Berlin - Deutschland, Frankreich und Polen sind sich uneinig, wie sie den derzeitigen Milchpreisverfall bewältigen sollen. Nach einem Treffen von Bundeslandwirtschaftsminister Christian Schmidt (CSU) mit seinen französischen und polnischen Amtskollegen, Stéphane Le Foll und Marek Sawicki, am Montag in Berlin wurde deutlich, dass Frankreich eine Intervention am Markt anstrebt. Schmidt lehnt dies ab.
Ein solcher kurzfristiger Eingriff in den Markt könnte zulasten der deutschen Milchbauern gehen, so die Befürchtung. Da die Produktionskosten in Europa unterschiedlich sind, könnte ein aus Sicht der deutschen Erzeuger zu geringer Interventionspreis die Produktion in andern Ländern ankurbeln, während sie in Deutschland stagniere. Dies würde wiederum zu einem Preisverfall führen. Schmidt sagte, die europäische Landwirtschaft sollte in der jetzigen Situation keinesfalls die Produktion hochfahren.
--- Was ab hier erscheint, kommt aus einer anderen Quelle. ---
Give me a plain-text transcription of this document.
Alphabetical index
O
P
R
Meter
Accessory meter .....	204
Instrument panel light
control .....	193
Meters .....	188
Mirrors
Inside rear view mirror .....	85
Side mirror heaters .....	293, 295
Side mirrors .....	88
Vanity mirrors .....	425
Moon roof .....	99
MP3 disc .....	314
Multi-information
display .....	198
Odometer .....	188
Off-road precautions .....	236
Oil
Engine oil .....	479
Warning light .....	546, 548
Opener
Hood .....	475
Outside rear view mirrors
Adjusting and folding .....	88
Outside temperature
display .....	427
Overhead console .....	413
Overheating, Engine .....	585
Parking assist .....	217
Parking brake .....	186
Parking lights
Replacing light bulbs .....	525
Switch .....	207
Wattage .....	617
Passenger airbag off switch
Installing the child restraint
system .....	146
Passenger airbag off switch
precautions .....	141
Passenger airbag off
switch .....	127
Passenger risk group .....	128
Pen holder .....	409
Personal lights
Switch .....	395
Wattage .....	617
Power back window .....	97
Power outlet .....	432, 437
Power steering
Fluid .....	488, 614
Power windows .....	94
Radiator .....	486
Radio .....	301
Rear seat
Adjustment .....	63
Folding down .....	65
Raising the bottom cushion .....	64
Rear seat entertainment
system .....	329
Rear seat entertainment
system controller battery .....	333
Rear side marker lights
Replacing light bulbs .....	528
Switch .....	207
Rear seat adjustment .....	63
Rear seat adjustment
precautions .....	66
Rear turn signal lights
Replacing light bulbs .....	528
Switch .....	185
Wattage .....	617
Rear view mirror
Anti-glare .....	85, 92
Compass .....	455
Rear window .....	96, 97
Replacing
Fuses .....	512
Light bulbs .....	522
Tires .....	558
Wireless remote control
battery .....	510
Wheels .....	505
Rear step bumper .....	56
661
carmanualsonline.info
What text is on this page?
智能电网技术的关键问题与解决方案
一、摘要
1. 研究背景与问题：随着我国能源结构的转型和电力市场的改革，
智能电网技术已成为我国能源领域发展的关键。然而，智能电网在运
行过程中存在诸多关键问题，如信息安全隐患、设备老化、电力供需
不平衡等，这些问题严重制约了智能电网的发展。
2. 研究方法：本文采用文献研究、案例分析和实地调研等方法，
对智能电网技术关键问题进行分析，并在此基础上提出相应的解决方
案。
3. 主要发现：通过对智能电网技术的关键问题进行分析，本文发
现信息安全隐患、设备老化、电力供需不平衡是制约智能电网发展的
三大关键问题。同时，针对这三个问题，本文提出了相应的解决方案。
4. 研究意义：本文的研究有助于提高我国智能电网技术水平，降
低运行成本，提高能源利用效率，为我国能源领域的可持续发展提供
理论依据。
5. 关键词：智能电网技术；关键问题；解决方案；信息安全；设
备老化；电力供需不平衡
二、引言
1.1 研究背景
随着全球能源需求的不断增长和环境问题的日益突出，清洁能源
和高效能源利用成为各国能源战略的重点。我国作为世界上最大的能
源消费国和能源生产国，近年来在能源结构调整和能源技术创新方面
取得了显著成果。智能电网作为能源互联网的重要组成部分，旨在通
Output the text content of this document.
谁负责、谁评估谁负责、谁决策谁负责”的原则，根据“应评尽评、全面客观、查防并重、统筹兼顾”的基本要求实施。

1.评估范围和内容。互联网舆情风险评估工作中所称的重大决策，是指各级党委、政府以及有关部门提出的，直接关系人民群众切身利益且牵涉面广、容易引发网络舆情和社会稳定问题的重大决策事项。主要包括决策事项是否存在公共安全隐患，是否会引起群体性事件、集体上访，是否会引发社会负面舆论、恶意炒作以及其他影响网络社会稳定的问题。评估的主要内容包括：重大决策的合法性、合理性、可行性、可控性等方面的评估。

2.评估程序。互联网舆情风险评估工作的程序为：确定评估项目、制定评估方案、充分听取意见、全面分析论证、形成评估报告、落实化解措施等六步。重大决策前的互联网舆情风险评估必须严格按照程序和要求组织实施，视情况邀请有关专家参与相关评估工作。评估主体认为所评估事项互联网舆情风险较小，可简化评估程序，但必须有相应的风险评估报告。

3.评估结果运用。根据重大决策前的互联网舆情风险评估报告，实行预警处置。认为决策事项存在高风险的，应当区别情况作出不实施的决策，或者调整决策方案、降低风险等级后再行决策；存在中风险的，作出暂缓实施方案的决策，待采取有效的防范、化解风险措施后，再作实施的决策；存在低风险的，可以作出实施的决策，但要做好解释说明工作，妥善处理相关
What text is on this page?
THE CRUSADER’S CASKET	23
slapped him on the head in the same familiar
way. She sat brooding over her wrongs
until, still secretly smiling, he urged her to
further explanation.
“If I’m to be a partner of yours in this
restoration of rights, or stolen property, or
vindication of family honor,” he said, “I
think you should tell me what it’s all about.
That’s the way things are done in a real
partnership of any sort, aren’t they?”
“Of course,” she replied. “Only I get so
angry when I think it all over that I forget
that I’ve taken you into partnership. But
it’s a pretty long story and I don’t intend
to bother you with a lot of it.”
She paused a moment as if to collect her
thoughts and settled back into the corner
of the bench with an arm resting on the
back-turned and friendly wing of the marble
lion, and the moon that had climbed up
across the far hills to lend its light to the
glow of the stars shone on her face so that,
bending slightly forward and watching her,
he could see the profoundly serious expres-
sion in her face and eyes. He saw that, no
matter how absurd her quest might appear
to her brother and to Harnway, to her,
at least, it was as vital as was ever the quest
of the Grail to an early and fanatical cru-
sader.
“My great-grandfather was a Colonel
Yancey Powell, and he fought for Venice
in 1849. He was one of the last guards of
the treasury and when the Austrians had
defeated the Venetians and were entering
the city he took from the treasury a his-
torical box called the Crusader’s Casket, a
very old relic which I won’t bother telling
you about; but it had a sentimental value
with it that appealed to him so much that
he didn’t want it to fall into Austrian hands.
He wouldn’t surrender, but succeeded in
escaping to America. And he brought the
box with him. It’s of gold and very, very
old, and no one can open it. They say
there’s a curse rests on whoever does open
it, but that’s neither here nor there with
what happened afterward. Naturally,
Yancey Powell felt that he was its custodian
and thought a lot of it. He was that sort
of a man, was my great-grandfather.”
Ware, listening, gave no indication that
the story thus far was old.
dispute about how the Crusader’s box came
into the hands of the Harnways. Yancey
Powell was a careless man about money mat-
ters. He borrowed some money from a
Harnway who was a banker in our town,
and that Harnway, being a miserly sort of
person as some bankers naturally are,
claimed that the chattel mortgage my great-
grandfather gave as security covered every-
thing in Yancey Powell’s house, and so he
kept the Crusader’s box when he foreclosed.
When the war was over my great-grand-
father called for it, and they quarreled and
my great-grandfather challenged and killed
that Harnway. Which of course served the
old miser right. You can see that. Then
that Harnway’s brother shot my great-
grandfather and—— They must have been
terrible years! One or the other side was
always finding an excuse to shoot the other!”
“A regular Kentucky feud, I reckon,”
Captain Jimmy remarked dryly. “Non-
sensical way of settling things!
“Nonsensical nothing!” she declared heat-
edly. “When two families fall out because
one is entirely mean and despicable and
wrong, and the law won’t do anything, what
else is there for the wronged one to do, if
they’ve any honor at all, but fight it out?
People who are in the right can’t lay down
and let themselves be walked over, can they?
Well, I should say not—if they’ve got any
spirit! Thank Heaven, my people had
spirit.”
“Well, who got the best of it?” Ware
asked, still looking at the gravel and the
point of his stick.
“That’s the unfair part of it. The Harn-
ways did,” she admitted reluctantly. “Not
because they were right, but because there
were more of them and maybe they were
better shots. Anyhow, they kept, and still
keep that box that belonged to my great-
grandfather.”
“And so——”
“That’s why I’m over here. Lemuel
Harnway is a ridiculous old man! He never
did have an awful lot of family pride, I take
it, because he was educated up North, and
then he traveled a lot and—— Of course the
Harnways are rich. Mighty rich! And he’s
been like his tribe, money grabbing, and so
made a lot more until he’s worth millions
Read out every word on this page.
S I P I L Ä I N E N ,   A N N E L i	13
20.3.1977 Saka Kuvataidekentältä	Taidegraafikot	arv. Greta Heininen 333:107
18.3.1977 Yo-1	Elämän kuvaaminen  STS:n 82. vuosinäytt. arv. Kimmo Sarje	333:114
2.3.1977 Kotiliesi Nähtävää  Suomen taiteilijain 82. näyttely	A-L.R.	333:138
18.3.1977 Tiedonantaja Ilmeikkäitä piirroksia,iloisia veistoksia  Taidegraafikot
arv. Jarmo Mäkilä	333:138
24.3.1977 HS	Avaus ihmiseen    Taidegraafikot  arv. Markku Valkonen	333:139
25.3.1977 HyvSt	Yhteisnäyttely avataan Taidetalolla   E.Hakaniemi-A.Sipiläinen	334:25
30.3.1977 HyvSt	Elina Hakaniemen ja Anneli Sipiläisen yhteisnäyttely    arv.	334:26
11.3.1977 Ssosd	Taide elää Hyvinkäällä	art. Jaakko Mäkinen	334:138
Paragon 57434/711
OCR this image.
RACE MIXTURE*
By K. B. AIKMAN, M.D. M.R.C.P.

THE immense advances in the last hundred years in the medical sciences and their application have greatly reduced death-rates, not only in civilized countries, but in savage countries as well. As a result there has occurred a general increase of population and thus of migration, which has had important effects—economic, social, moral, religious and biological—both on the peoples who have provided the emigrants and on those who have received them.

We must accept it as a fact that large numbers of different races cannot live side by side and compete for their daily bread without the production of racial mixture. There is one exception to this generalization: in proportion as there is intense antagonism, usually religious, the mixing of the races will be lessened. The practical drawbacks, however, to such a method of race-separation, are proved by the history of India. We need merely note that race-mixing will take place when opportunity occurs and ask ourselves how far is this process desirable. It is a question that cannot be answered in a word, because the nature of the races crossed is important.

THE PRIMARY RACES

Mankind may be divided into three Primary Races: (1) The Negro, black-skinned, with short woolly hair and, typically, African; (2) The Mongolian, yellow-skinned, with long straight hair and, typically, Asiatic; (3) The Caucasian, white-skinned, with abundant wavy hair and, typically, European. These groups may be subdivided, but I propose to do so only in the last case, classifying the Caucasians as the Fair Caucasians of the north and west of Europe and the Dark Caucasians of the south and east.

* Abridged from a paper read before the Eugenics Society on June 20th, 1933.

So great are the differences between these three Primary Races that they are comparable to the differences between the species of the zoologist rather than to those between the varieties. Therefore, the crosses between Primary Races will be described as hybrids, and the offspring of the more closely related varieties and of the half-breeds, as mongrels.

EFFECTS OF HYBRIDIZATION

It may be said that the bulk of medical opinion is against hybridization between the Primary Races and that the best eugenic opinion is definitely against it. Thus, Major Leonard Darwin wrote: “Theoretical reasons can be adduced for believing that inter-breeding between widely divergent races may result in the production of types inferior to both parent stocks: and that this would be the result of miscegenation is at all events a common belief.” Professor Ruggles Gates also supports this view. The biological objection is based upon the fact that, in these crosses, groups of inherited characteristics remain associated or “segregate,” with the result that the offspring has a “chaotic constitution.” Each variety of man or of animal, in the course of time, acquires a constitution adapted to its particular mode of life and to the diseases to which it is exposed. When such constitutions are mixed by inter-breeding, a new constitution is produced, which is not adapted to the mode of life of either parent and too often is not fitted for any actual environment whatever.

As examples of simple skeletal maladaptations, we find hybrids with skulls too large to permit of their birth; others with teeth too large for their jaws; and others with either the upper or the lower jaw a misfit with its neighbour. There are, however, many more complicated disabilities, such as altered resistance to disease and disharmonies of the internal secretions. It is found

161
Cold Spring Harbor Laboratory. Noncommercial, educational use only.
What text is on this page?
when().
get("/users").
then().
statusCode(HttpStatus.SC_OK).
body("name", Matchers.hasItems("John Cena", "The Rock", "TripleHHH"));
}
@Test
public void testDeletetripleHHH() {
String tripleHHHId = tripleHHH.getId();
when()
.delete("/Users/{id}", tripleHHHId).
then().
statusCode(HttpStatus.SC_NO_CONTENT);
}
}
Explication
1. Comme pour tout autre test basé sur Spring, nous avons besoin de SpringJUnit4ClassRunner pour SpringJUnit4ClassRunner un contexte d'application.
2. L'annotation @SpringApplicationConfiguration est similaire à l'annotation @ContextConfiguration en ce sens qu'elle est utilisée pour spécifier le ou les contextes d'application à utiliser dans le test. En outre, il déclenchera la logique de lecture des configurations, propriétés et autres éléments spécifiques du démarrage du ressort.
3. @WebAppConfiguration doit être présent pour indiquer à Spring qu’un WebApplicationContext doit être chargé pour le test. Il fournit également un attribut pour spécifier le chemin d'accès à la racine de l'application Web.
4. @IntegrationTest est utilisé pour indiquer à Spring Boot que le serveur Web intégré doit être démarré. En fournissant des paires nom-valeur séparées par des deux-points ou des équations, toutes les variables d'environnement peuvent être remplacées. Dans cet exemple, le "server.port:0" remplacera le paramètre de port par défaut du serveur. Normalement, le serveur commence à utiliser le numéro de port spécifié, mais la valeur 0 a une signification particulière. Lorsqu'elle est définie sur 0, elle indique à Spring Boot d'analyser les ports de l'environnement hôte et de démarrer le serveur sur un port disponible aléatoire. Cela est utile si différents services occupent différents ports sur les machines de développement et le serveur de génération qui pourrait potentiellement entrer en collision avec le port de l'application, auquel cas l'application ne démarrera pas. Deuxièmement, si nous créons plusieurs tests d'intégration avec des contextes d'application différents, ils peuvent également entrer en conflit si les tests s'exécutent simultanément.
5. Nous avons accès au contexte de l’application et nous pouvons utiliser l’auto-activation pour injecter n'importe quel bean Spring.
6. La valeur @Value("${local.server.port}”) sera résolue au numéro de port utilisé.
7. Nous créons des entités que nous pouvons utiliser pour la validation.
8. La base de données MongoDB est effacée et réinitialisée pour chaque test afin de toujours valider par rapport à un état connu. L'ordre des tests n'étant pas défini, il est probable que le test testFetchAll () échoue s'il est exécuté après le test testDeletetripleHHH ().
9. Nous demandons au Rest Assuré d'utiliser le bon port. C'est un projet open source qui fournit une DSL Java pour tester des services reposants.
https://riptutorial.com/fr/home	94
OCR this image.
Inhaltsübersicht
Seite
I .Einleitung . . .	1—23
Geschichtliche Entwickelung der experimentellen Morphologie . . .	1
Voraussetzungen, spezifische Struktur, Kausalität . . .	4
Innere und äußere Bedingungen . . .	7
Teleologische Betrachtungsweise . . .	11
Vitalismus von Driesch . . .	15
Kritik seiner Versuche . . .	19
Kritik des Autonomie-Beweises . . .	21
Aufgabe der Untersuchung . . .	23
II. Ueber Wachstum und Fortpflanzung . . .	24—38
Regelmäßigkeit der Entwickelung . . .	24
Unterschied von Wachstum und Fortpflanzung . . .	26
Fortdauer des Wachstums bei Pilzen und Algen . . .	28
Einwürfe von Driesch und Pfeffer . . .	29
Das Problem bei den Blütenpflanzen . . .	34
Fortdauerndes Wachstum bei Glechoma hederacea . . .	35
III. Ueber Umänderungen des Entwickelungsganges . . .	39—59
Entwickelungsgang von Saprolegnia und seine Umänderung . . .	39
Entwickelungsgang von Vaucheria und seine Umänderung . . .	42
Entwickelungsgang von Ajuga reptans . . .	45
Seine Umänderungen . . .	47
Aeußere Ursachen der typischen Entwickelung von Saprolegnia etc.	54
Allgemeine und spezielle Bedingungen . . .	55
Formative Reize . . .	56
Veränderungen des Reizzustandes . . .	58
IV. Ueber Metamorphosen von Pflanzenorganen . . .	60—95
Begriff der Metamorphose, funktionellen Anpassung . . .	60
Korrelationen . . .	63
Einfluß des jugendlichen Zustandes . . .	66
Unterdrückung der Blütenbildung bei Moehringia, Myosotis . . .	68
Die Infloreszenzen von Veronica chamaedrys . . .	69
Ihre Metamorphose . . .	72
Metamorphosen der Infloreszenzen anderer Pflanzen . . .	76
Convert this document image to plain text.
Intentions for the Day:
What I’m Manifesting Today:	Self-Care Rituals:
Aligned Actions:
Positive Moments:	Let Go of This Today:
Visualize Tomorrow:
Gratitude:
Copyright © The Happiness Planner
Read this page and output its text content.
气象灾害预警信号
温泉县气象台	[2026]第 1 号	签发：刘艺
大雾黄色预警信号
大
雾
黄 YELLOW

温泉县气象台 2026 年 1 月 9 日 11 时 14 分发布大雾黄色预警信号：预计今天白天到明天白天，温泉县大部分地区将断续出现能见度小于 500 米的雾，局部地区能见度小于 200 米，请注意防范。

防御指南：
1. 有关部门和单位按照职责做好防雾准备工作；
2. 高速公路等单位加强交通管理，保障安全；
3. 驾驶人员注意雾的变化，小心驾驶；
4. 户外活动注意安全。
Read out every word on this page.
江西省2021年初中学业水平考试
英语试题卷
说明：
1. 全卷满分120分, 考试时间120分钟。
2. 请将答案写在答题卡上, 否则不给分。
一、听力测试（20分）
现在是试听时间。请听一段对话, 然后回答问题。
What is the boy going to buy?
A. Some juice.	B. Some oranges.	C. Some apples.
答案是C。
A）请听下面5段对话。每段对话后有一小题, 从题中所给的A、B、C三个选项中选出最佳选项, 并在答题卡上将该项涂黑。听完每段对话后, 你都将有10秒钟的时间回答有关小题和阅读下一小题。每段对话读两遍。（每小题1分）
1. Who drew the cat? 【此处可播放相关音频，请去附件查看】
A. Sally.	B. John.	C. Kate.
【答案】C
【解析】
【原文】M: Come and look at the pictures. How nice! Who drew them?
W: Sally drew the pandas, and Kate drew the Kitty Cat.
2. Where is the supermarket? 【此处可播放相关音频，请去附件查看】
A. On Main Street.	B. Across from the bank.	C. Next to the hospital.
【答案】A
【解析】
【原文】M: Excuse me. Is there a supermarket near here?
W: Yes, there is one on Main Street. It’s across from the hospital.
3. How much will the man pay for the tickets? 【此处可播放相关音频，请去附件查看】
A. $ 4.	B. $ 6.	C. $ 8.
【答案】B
Bei dieser Frage steht die französische Seite unter Druck. Das Treffen im Weimarer-Dreieck-Format in Berlin diente der Vorbereitung des EU-Agrarministertreffens am kommenden Montag, 7. September, in Brüssel. Bis dahin streben die drei Länder eine einheitliche Position an.
Man wolle bei dem Treffen konkrete Ergebnisse erzielen, sagten die Minister. Le Foll und Sawicki machten die Ursache der Krise vor allem im Embargo gegen Russland aus sowie in der rückläufigen Nachfrage aus China. Beobachter gehen davon aus, dass nach dem Auslaufen der Milchquote im Frühjahr jetzt eine Marktbereinigung stattfindet.
Schmidt geht von einer befristeten Krise aus. „Zurück zu einer staatlich regulierten Produktion wollen wir nicht.“ Er sieht vor allem in einer befristeten Lagerhaltung sowie in einer Exportförderung und vorgezogenen Direktzahlungen an die Bauern Möglichkeiten, die Krise kurzfristig zu beeinflussen. Als Förderexportregionen sind unter anderem Südamerika und der Iran im Gespräch.